Happy Constitution Day!
September 17, 2021
September 17th is Constitution Day! On this day in 1787, the United States Constitution was signed in Philadelphia by members of the Constitutional Convention. The Constitution established the structure and operation of the United States government by outlining the three branches of the federal government, clarifying the federal government's relationship with the states, and explaining the amendment and ratification process.
The SLL is proud to be a part of the network of federal depository libraries across the country, and we're excited to celebrate our free access to government documents from all three branches of government on this historic day. Courtesy of the U.S. Government Publishing Office, we will have free pocket constitutions and promotional pencils available in the library for those who would like to celebrate with us in person. Be sure to ask at the desk!
Constitution Day Events
The National Constitution Center is hosting a series of online events for Constitution Day, including a live naturalization ceremony for 50 new U.S. citizens and several panel discussions and lectures. Find more information about these events on their event page.

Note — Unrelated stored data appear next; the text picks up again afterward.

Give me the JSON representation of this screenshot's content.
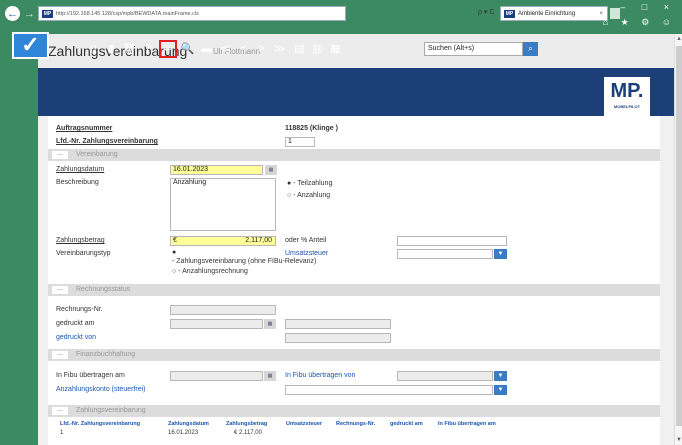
{
  "browser": {
    "address": "http://192.168.145.128/csp/mpb/BEWDATA.mainFrame.cls",
    "addr_tools": "ρ ▾ C",
    "tab_title": "Ambiente Einrichtung",
    "mp_badge": "MP",
    "close": "×",
    "window_controls": "–  □  ×",
    "chrome_icons": "⌂ ★ ⚙ ☺"
  },
  "app": {
    "title": "Zahlungsvereinbarung",
    "user": "Uli Flottmann",
    "search_placeholder": "Suchen (Alt+s)",
    "logo": "MP.",
    "logo_sub": "MOBELPILOT"
  },
  "toolbar": {
    "icons": [
      {
        "name": "new-doc-icon",
        "glyph": "▯"
      },
      {
        "name": "bookmark-icon",
        "glyph": "▮"
      },
      {
        "name": "trash-icon",
        "glyph": "🗑"
      },
      {
        "name": "help-icon",
        "glyph": "?"
      },
      {
        "name": "back-arrow-icon",
        "glyph": "⇐"
      },
      {
        "name": "search-zoom-icon",
        "glyph": "🔍"
      },
      {
        "name": "print-icon",
        "glyph": "▬"
      },
      {
        "name": "first-icon",
        "glyph": "≪"
      },
      {
        "name": "prev-icon",
        "glyph": "<"
      },
      {
        "name": "next-icon",
        "glyph": ">"
      },
      {
        "name": "last-icon",
        "glyph": "≫"
      },
      {
        "name": "copy-icon",
        "glyph": "▤"
      },
      {
        "name": "doc-edit-icon",
        "glyph": "▥"
      },
      {
        "name": "image-icon",
        "glyph": "▦"
      }
    ],
    "check": "✓"
  },
  "form": {
    "auftragsnummer_label": "Auftragsnummer",
    "auftragsnummer_value": "118825 (Klinge )",
    "lfd_label": "Lfd.-Nr. Zahlungsvereinbarung",
    "lfd_value": "1",
    "sections": {
      "vereinbarung": "Vereinbarung",
      "rechnungsstatus": "Rechnungsstatus",
      "finanz": "Finanzbuchhaltung",
      "zahlungs": "Zahlungsvereinbarung"
    },
    "toggle": "—",
    "zahlungsdatum_label": "Zahlungsdatum",
    "zahlungsdatum_value": "16.01.2023",
    "beschreibung_label": "Beschreibung",
    "beschreibung_value": "Anzahlung",
    "teilzahlung": "● - Teilzahlung",
    "anzahlung": "○ - Anzahlung",
    "zahlungsbetrag_label": "Zahlungsbetrag",
    "currency": "€",
    "zahlungsbetrag_value": "2.117,00",
    "oder_anteil": "oder % Anteil",
    "vereinbarungstyp_label": "Vereinbarungstyp",
    "typ_option1": "- Zahlungsvereinbarung (ohne FIBu-Relevanz)",
    "typ_option2": "○ - Anzahlungsrechnung",
    "radio_on": "●",
    "umsatzsteuer": "Umsatzsteuer",
    "rechnungsnr_label": "Rechnungs-Nr.",
    "gedruckt_am_label": "gedruckt am",
    "gedruckt_von_label": "gedruckt von",
    "fibu_am_label": "In Fibu übertragen am",
    "fibu_von_label": "In Fibu übertragen von",
    "anzahlungskonto_label": "Anzahlungskonto (steuerfrei)",
    "cal_glyph": "▦",
    "dd_glyph": "▼"
  },
  "table": {
    "headers": [
      "Lfd.-Nr. Zahlungsvereinbarung",
      "Zahlungsdatum",
      "Zahlungsbetrag",
      "Umsatzsteuer",
      "Rechnungs-Nr.",
      "gedruckt am",
      "In Fibu übertragen am"
    ],
    "rows": [
      [
        "1",
        "16.01.2023",
        "€ 2.117,00",
        "",
        "",
        "",
        ""
      ]
    ]
  },
  "scroll": {
    "up": "▲",
    "down": "▼"
  }
}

The National Archives Museum will also hold a talk titled The People’s Constitution: 200 Years, 27 Amendments, and the Promise of a More Perfect Union between authors John Kowal and Wilfred Codrington III at 1 PM EDT. You can watch the live stream of their discussion on YouTube.

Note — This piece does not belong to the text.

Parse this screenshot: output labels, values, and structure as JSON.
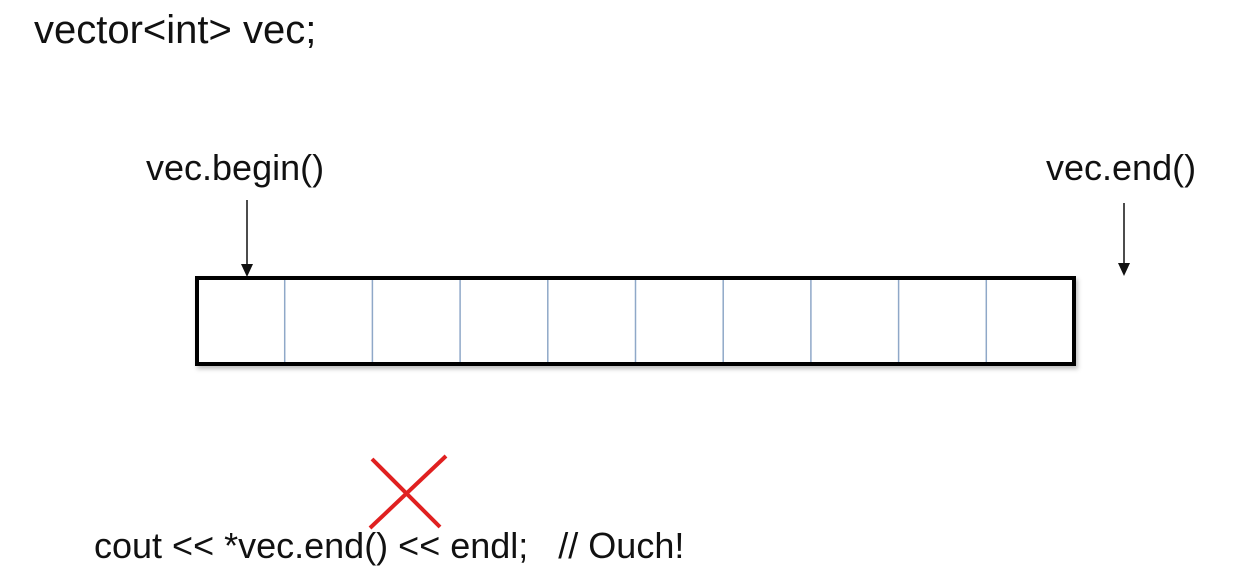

Online Resources on the U.S. Constitution
President Joseph Biden issued a proclamation celebrating Constitution Day on September 17th, 2021. You can find the press briefing on the proclamation on the White House website.
The National Constitution Center has an interactive Constitution on its site with historical info, common interpretations, and matters of debate related to each article and clause of the U.S. constitution.
The National Archives has an excellent article on their website that covers the basics of the history, meaning, and creation of the U.S. Constitution.
If you've always wanted to sign your name to the Constitution and join the ranks of the founding fathers, now is your chance! You can virtually "sign" the Constitution on the National Archives' Join the Signers page.
SLL has a lot of resources on the U.S. Constitution and constitutional law in our collection. Here's a brief selection of some of our resources available online:
The Constitution of the United States of America An electronic version of the entire U.S. Constitution is available as an e-book through OverDrive.
Why the Constitution Matters This 2014 title by Harvard Law professor Mark Tushnet looks at the ways in which the U.S. Constitution provides a foundation for the country's political trajectory.
A Companion to the United States Constitution and its Amendments This 2010 title by U.S. history professor John Vile helps puts the U.S. Constitution into context with a close look at the events surrounding its ratification and details about relevant cases for each amendment.
U.S. Constitution for Dummies Feel like you may need a more basic introduction to the U.S. Constitution? This 2009 entry from the popular instructional series helps put it in laymen's terms.